Déception, enfin, sur le nombre de départements ministériels. Au moment où tout le monde s’attendait à un gouvernement resserré de mission, le chef de gouvernement désigné s’est contenté de garder la même configuration : 27 ministères et un secrétariat d’Etat.

Au moment où le temps presse et où il ne reste qu’à peine un peu plus d’une semaine pour Fakhfakh pour clore tous les dossiers en suspens, annoncer les noms des personnes qui occuperont les principaux portefeuilles et obtenir la confiance du parlement, les observateurs s’interrogent s’il sera en mesure d’inverser les vapeurs en sa faveur et à construire un compromis qui sauvera la mise et évitera au pays de se fourvoyer dans des élections législatives anticipées dans un pays condamné à continuer à confier la gestion de ses affaires à un gouvernement provisoire démotivé.

Ils se demandent aussi sur la capacité de Fakhfakh d’éteindre le torchon qui brûle entre Ennahdha, « Qalb Tounes » et d’autres petites formations politiques (Afek Tounes et Machrou Tounes) qui ont crié leur colère et leur désappointement des intentions du chef de gouvernement désigné, qui a cru bon rappeler que le soutien politique du futur gouvernement repose essentiellement sur les partis qui ont voté lors du second tour de l’élection présidentielle de septembre 2019 en faveur des valeurs défendues par le président Kaïs Saïed.

Selon ces partis, cette déclaration, dont il a, peut-être, mal mesuré l’impact, implique de facto la mise à l’écart de « Qalb Tounes » (38 sièges au parlement) devenu par la force des choses l’allié stratégique d’Ennahdha.

Des propos qui ont été rapidement considérés comme un « dérapage dangereux » voire même une « violation de la Constitution » puisque a-t-on tenu à rappeler au futur locataire de la Kasbah (siège de la présidence du gouvernement), qu’il doit plutôt « chercher la légitimité de son gouvernement dans le Parlement et non pas au Palais de Carthage (siège de la présidence de la République) ».

Résultat : Un profond malaise règne et beaucoup de flou.
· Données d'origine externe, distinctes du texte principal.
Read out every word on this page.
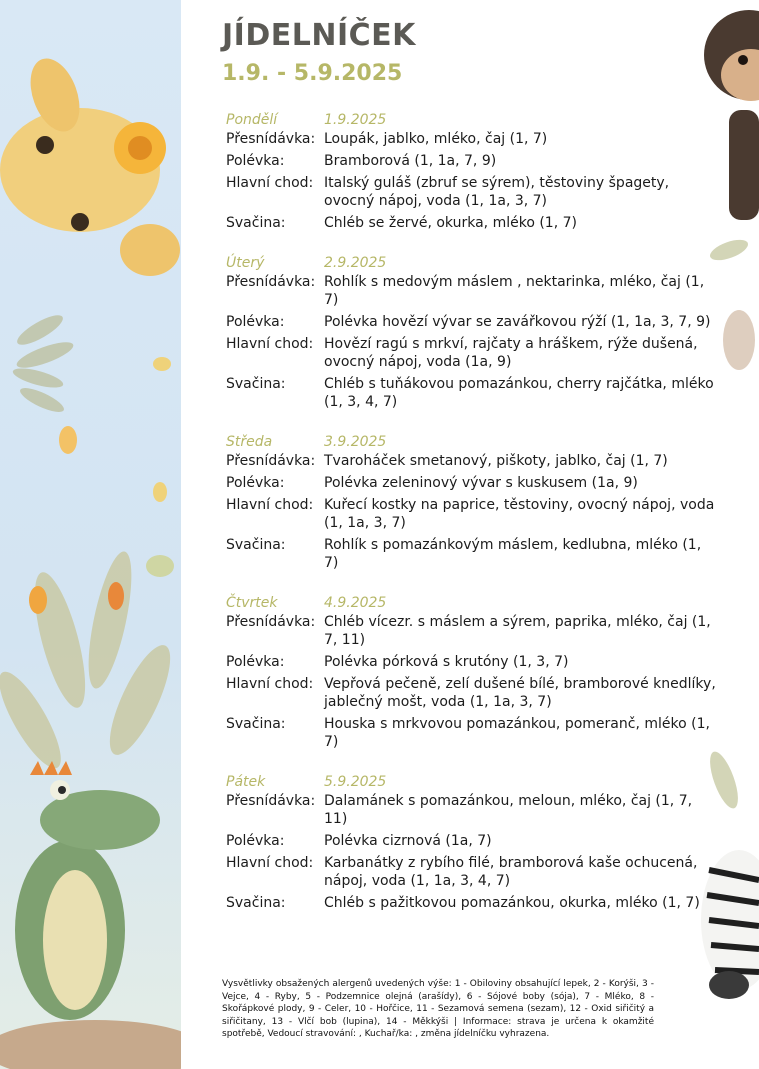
JÍDELNÍČEK
1.9. - 5.9.2025
Pondělí	1.9.2025
Přesnídávka: Loupák, jablko, mléko, čaj (1, 7)
Polévka:	Bramborová (1, 1a, 7, 9)
Hlavní chod: Italský guláš (zbruf se sýrem), těstoviny špagety, ovocný nápoj, voda (1, 1a, 3, 7)
Svačina:	Chléb se žervé, okurka, mléko (1, 7)
Úterý	2.9.2025
Přesnídávka: Rohlík s medovým máslem , nektarinka, mléko, čaj (1, 7)
Polévka:	Polévka hovězí vývar se zavářkovou rýží (1, 1a, 3, 7, 9)
Hlavní chod: Hovězí ragú s mrkví, rajčaty a hráškem, rýže dušená, ovocný nápoj, voda (1a, 9)
Svačina:	Chléb s tuňákovou pomazánkou, cherry rajčátka, mléko (1, 3, 4, 7)
Středa	3.9.2025
Přesnídávka: Tvaroháček smetanový, piškoty, jablko, čaj (1, 7)
Polévka:	Polévka zeleninový vývar s kuskusem (1a, 9)
Hlavní chod: Kuřecí kostky na paprice, těstoviny, ovocný nápoj, voda (1, 1a, 3, 7)
Svačina:	Rohlík s pomazánkovým máslem, kedlubna, mléko (1, 7)
Čtvrtek	4.9.2025
Přesnídávka: Chléb vícezr. s máslem a sýrem, paprika, mléko, čaj (1, 7, 11)
Polévka:	Polévka pórková s krutóny (1, 3, 7)
Hlavní chod: Vepřová pečeně, zelí dušené bílé, bramborové knedlíky, jablečný mošt, voda (1, 1a, 3, 7)
Svačina:	Houska s mrkvovou pomazánkou, pomeranč, mléko (1, 7)
Pátek	5.9.2025
Přesnídávka: Dalamánek s pomazánkou, meloun, mléko, čaj (1, 7, 11)
Polévka:	Polévka cizrnová (1a, 7)
Hlavní chod: Karbanátky z rybího filé, bramborová kaše ochucená, nápoj, voda (1, 1a, 3, 4, 7)
Svačina:	Chléb s pažitkovou pomazánkou, okurka, mléko (1, 7)
Vysvětlivky obsažených alergenů uvedených výše: 1 - Obiloviny obsahující lepek, 2 - Korýši, 3 - Vejce, 4 - Ryby, 5 - Podzemnice olejná (arašídy), 6 - Sójové boby (sója), 7 - Mléko, 8 - Skořápkové plody, 9 - Celer, 10 - Hořčice, 11 - Sezamová semena (sezam), 12 - Oxid siřičitý a siřičitany, 13 - Vlčí bob (lupina), 14 - Měkkýši | Informace: strava je určena k okamžité spotřebě, Vedoucí stravování: , Kuchař/ka: , změna jídelníčku vyhrazena.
L’espoir né il n’y a pas longtemps risque d’être vite déçu et la vie du prochain gouvernement est en sursis, à moins d’un compromis obtenu à l’arraché.

Les tractations engagées par Elyes Fakhfakh avec le président du mouvement Ennahdha, Rached Ghannouchi, dans la nuit de mardi à mercredi, traduisent un embarras et une crainte réelle de voir le processus initié par le Président Saïed aboutir à une voie sans issue.

Ces tractations tendent, surtout, à mettre un terme à l’animosité qui est en train de s’installer entre le Président de la République et le président du parlement afin que les partis qui possèdent les clefs pour le passage du prochain gouvernement ne se voient contraint à utiliser toutes leurs armes.

En effet, en collant l’étiquette de « gouvernement du président », des partis politiques ont tiré la sonnette d’alarme sur le risque de dérapage du pays d’un système parlementaire atténué, confiant au président de la république de prérogatives limitées à un « système présidentialiste ».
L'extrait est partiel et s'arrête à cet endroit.